02. June 2026, Latest news

Die Bootleggers von Hormuz

Drei Monate nach dem Angriff der USA und Israels auf den Iran ist keines der Probleme, die als Rechtfertigung für den Krieg genannt wurde, gelöst. Hingegen sind einige mehr hinzugekommen. Im Artikel «Sorgen über die sorglosen Energiemärkte» in der «Neue Zürcher Zeitung» vom 30. Mai wird der Axpo-CEO Christoph Brand mit dem Satz zitiert: «Wir wissen nicht, ob die Märkte die Folgen der Hormuz-Blockade unterschätzen». Im gleichen Beitrag kommt die BKW-Konkurrenz zu Wort: «Dauert diese Situation weiter an, könnte die Ausgangslage für den kommenden Winter schwierig werden».

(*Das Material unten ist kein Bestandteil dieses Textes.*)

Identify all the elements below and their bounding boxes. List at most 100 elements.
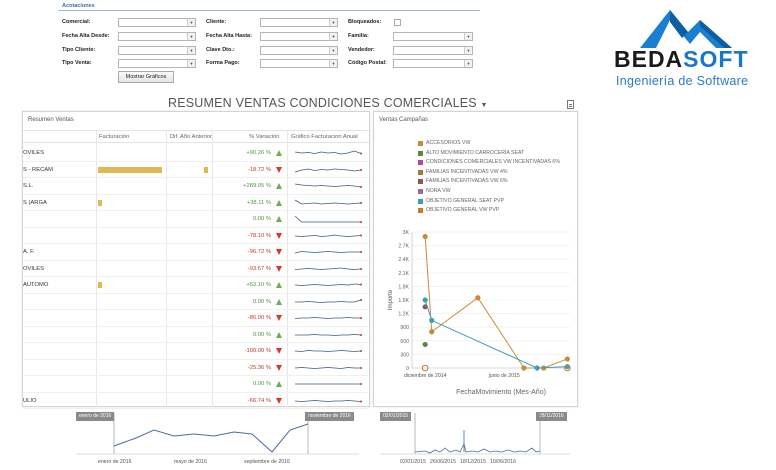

So ist es: Wir wissen nicht, wie es kommen wird, und daher bleibt nur die Feststellung, was kommen könnte. Das lässt nicht nur immer eine Hintertüre offen, sondern eine ganze Fluchtschleuse, denn das Wort «könnte» lässt immer alles zu – und auch das Gegenteil davon. Da gibt es den Futures-Markt für Rohöl, dessen Handel weitgehend von Professionellen bestritten wird. Er zeigt tatsächlich ein niedriges Sorgenprofil, denn nach einem massiven Kurssprung von 77.5% in fünf Handelstagen hat sich eine Spanne zwischen zwei Referenzpreisen eingestellt, die von keiner schrillen Rhetorik aus Washington und Teheran gesprengt werden konnte:

 

 

Der professionelle Handel ist überzeugt, dass wenn der Konflikt ungelöst eingefroren bleibt, etwa USD 85 bis USD 115 die Schwankungsbreite sein wird – was ungefähr jener von April 2011 bis Juli 2014 entspricht.

 

Das jedenfalls ist meine Interpretation der marktgenerierten Signale die bereits im Unifinanz Global Sector Monitor Energy vom 28. April 2026 kommuniziert wurde. Getreu dem Motto «von Signal zu Signal» bleibt, unbenommen vom Nachrichtenfluss, diese Einschätzung aufrecht.

 

So regelt es der Schwarzmarkt

 

Die «NZZ» am Sonntag vom 31. Mai sinniert nicht so sehr darüber nach, ob der Markt sorglos sei oder nicht, sondern ob stillschweigend Schleichwege aus dem Dilemma gesucht und mindestens als temporäre Abhilfe gefunden wurden. Das fasst das Blatt zusammen im Beitrag «Das funktioniert ja prächtig», das sie gleich als Titel in Anführungszeichen über den Artikel gesetzt hat.

 

Der Beitrag berichtet über die Durchlässigkeit der Schiffsroute für ausgewählte Frachter und über die Autorität der Revolutionsgarden, aber auch über die Realität zahlreicher Mini-Deals die «Frachter für Frachter einen Transit durch die zentrale Verkehrsader» ermöglichen.

 

Die Rede ist von einer «neuen Ordnung» die «spürbar Fahrt» aufnehme. Angestrebt werde keine Maut, sondern eine Servicegebühr wie jene der Türkei für die Passage durch den Bosporus und die Dardanellen, im Falle der Strasse von Hormuz für Navigationshilfe, Sicherheit und Schutz der Umwelt. Geleistet werden solle die «Dienstleistung» wohl von einer gemeinsamen Service-Gesellschaft von Iran und Oman.

 

Fassen wir kurz zusammen: Die Politiker tauschen gegenseitige Beleidigungen aus, die Strasse von Hormuz bleibt zu, der Schwarzmarkt reguliert die Passagen. Das funktioniert wie der Whiskey-Schmuggel von Kanada in die USA zur Zeit der Alkohol-Prohibition in den USA. Die Schmuggler wurden Bootleggers genannt.